British Industrialization: What did the British have that the Low Countries did not?

An important and timely lesson from Economic History to the present.

Industrial revolution coal plants amid peat fields, created wit Midjourney

Introduction

The Industrial Revolution marks the start of modern economic growth as we know it.
Much remains debated about its causes, and why Britain specifically was the genesis for it all. Existing literature has proposed a variety of factors that contributed to Britain’s industrialization, but while many of them are prerequisites - they weren’t unique to Britain.
This review presents and discusses the most debated theories, and judging the Low Countries and Britain to have a lot of similarities, specifically compares Britain and the Low Countries to figure out which factors - if any - were exceptional to Britain.

Max Weber | The Protestant Work Ethic

A theory on the origins of the Industrial Revolution that is still debated more than a hundred years later is Max Weber’s famous ‘The Protestant Ethic and the Spirit of Capitalism (1905)’, in which he argues for the role that Protestantism had on work ethic, entrepreneurial spirit, and focus on worldly affairs - which to him gave rise to the spirit of capitalism.

“…the valuation of the fulfilment of duty in worldly affairs as the highest form which the moral activity of the individual could assume.” (p.40)

Instead of being a part of the clergy or being a monk as the highest religious virtue, Protestantism stressed the value of a man’s work inherently.
But while it is true that the fastest developing countries post-Industrial Revolution had large Protestant influences, it was not unique to Britain.
In fact, The Netherlands had a stronger Protestant movement than Britain did.
Calvinism became the state religion in The Netherlands, while the state religion of Anglicanism in Britain was often described as a sort of ‘middle-way’ between Catholicism and Protestantism.[1]

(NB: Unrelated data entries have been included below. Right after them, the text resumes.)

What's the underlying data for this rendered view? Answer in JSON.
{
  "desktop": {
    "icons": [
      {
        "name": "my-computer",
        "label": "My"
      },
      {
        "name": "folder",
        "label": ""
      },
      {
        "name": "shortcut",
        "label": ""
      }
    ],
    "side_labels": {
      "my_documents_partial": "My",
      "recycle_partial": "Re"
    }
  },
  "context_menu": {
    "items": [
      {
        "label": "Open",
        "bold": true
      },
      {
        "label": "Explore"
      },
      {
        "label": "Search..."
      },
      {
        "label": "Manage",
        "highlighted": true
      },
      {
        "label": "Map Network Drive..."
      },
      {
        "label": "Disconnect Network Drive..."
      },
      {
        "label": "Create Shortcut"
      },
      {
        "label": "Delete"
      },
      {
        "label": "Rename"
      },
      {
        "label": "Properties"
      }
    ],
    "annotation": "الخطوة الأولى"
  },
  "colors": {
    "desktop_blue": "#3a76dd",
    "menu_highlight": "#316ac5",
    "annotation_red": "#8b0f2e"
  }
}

Douglass North and Barry Weingast | Glorious Institutions

North and Weingast (1989) wrote a detailed account on how political institutions evolved in Britain around the Glorious Revolution. The central takeaway being that more and more power was transferred from an absolutist monarchy to parliament and increasingly independent courts. This was good for property rights, political freedom, and even the government’s own coffins as this new rule-based order spurred a wave of voluntary lending.
The government became increasingly trusted as being committed to its debts and citizens, in stark contrast to the arbitrary taxation and exploitation in the past. As the rules of the country changed in favor of the merchant-class, they had increasing incentives - and security - to engage in trade and production. And yet, while they make a strong case for the impact of these changes on the British economy, it wasn’t so different on the other side of the North Sea.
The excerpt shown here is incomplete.